Selon les auteurs de cette contribution venue d’outre-Atlantique, la loi Avia rompt l’équilibre jusqu’alors en vigueur en matière de responsabilité des intermédiaires techniques. Par exemple, alors que la loi sur la confiance dans l’économie numérique prévoit depuis 2004 une obligation de coopération pour lutter contre les contenus odieux à travers un dispositif de signalement, la loi portée par la LREM Laetitia Avia « impose aux plateformes qu’ils soient retirés, rendus inaccessibles ou déréférencés dans un délai de 24h, ou d’une heure, sous peine d’une qualification pénale du non-retrait de ce contenu, assorti d’une amende significative. »

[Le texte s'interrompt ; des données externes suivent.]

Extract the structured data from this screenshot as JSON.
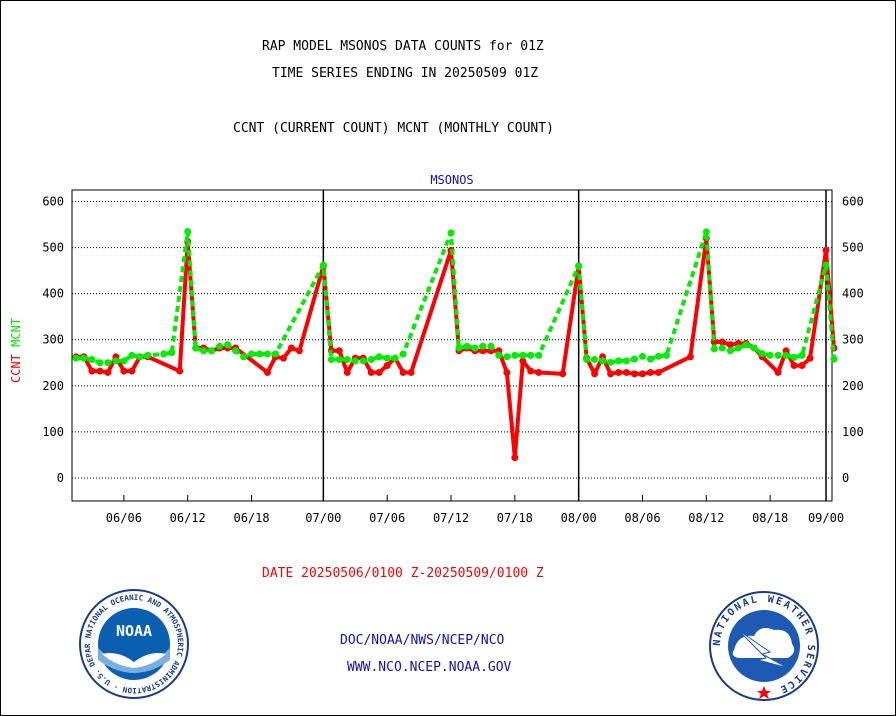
{
  "header": {
    "title": "RAP MODEL MSONOS DATA COUNTS for 01Z",
    "time_series": "TIME SERIES ENDING IN 20250509 01Z",
    "subtitle": "CCNT (CURRENT COUNT) MCNT (MONTHLY COUNT)"
  },
  "footer": {
    "date_range": "DATE 20250506/0100 Z-20250509/0100 Z",
    "org_path": "DOC/NOAA/NWS/NCEP/NCO",
    "org_url": "WWW.NCO.NCEP.NOAA.GOV"
  },
  "logos": {
    "noaa": {
      "text": "NOAA",
      "ring_text": "NATIONAL OCEANIC AND ATMOSPHERIC ADMINISTRATION · U.S. DEPARTMENT OF COMMERCE"
    },
    "nws": {
      "ring_text": "NATIONAL WEATHER SERVICE"
    }
  },
  "chart_data": {
    "type": "line",
    "title": "MSONOS",
    "ylabel_ccnt": "CCNT",
    "ylabel_mcnt": "MCNT",
    "ylim": [
      -50,
      625
    ],
    "yticks": [
      0,
      100,
      200,
      300,
      400,
      500,
      600
    ],
    "xlim": [
      0,
      94
    ],
    "grid": true,
    "colors": {
      "CCNT": "#ff0000",
      "MCNT": "#00ee00",
      "title": "#1010c0"
    },
    "x_tick_labels": [
      {
        "x": 6,
        "label": "06/06"
      },
      {
        "x": 14,
        "label": "06/12"
      },
      {
        "x": 22,
        "label": "06/18"
      },
      {
        "x": 31,
        "label": "07/00"
      },
      {
        "x": 39,
        "label": "07/06"
      },
      {
        "x": 47,
        "label": "07/12"
      },
      {
        "x": 55,
        "label": "07/18"
      },
      {
        "x": 63,
        "label": "08/00"
      },
      {
        "x": 71,
        "label": "08/06"
      },
      {
        "x": 79,
        "label": "08/12"
      },
      {
        "x": 87,
        "label": "08/18"
      },
      {
        "x": 94,
        "label": "09/00"
      }
    ],
    "day_separators": [
      31,
      63,
      94
    ],
    "series": [
      {
        "name": "CCNT",
        "values": [
          263,
          263,
          232,
          232,
          229,
          263,
          232,
          232,
          263,
          263,
          232,
          513,
          282,
          282,
          276,
          282,
          282,
          282,
          229,
          263,
          260,
          282,
          276,
          460,
          276,
          276,
          229,
          260,
          260,
          229,
          229,
          244,
          260,
          229,
          229,
          494,
          276,
          282,
          276,
          276,
          276,
          276,
          229,
          44,
          254,
          232,
          229,
          226,
          460,
          260,
          226,
          263,
          226,
          229,
          229,
          226,
          226,
          229,
          229,
          263,
          520,
          295,
          295,
          289,
          292,
          292,
          282,
          263,
          229,
          276,
          244,
          244,
          260,
          494,
          282
        ],
        "x": [
          0,
          1,
          2,
          3,
          4,
          5,
          6,
          7,
          8,
          9,
          13,
          14,
          15,
          16,
          17,
          18,
          19,
          20,
          24,
          25,
          26,
          27,
          28,
          31,
          32,
          33,
          34,
          35,
          36,
          37,
          38,
          39,
          40,
          41,
          42,
          47,
          48,
          49,
          50,
          51,
          52,
          53,
          54,
          55,
          56,
          57,
          58,
          61,
          63,
          64,
          65,
          66,
          67,
          68,
          69,
          70,
          71,
          72,
          73,
          77,
          79,
          80,
          81,
          82,
          83,
          84,
          85,
          86,
          88,
          89,
          90,
          91,
          92,
          94,
          95
        ]
      },
      {
        "name": "MCNT",
        "values": [
          260,
          260,
          257,
          250,
          250,
          254,
          254,
          266,
          263,
          266,
          269,
          272,
          535,
          282,
          276,
          276,
          286,
          289,
          276,
          263,
          269,
          269,
          269,
          269,
          462,
          257,
          257,
          257,
          254,
          254,
          257,
          263,
          260,
          260,
          269,
          532,
          282,
          286,
          282,
          286,
          286,
          266,
          263,
          266,
          266,
          266,
          266,
          460,
          257,
          257,
          254,
          251,
          254,
          254,
          258,
          264,
          258,
          264,
          266,
          534,
          280,
          282,
          276,
          282,
          289,
          282,
          270,
          266,
          266,
          266,
          262,
          266,
          462,
          258
        ],
        "x": [
          0,
          1,
          2,
          3,
          4,
          5,
          6,
          7,
          8,
          9,
          11,
          12,
          14,
          15,
          16,
          17,
          18,
          19,
          20,
          21,
          22,
          23,
          24,
          25,
          31,
          32,
          33,
          34,
          35,
          36,
          37,
          38,
          39,
          40,
          41,
          47,
          48,
          49,
          50,
          51,
          52,
          53,
          54,
          55,
          56,
          57,
          58,
          63,
          64,
          65,
          66,
          67,
          68,
          69,
          70,
          71,
          72,
          73,
          74,
          79,
          80,
          81,
          82,
          83,
          84,
          85,
          86,
          87,
          88,
          89,
          90,
          91,
          94,
          95
        ]
      }
    ]
  }
}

Une atteinte à la liberté d’expression
Comme les précédentes contributions extérieures, en particulier celle de Wikimédia France, l’EFF et ses acolytes considèrent que les obligations de retrait en 24 ou 1 heure vont mécaniquement entraîner une surcensure de contenus « parfaitement licite », « dans la mesure où les délais de retrait sont impraticables pour la plupart des hébergeurs, en particulier ceux pour lesquels les ressources à investir seraient disproportionnées par rapport à la taille de leurs activités ».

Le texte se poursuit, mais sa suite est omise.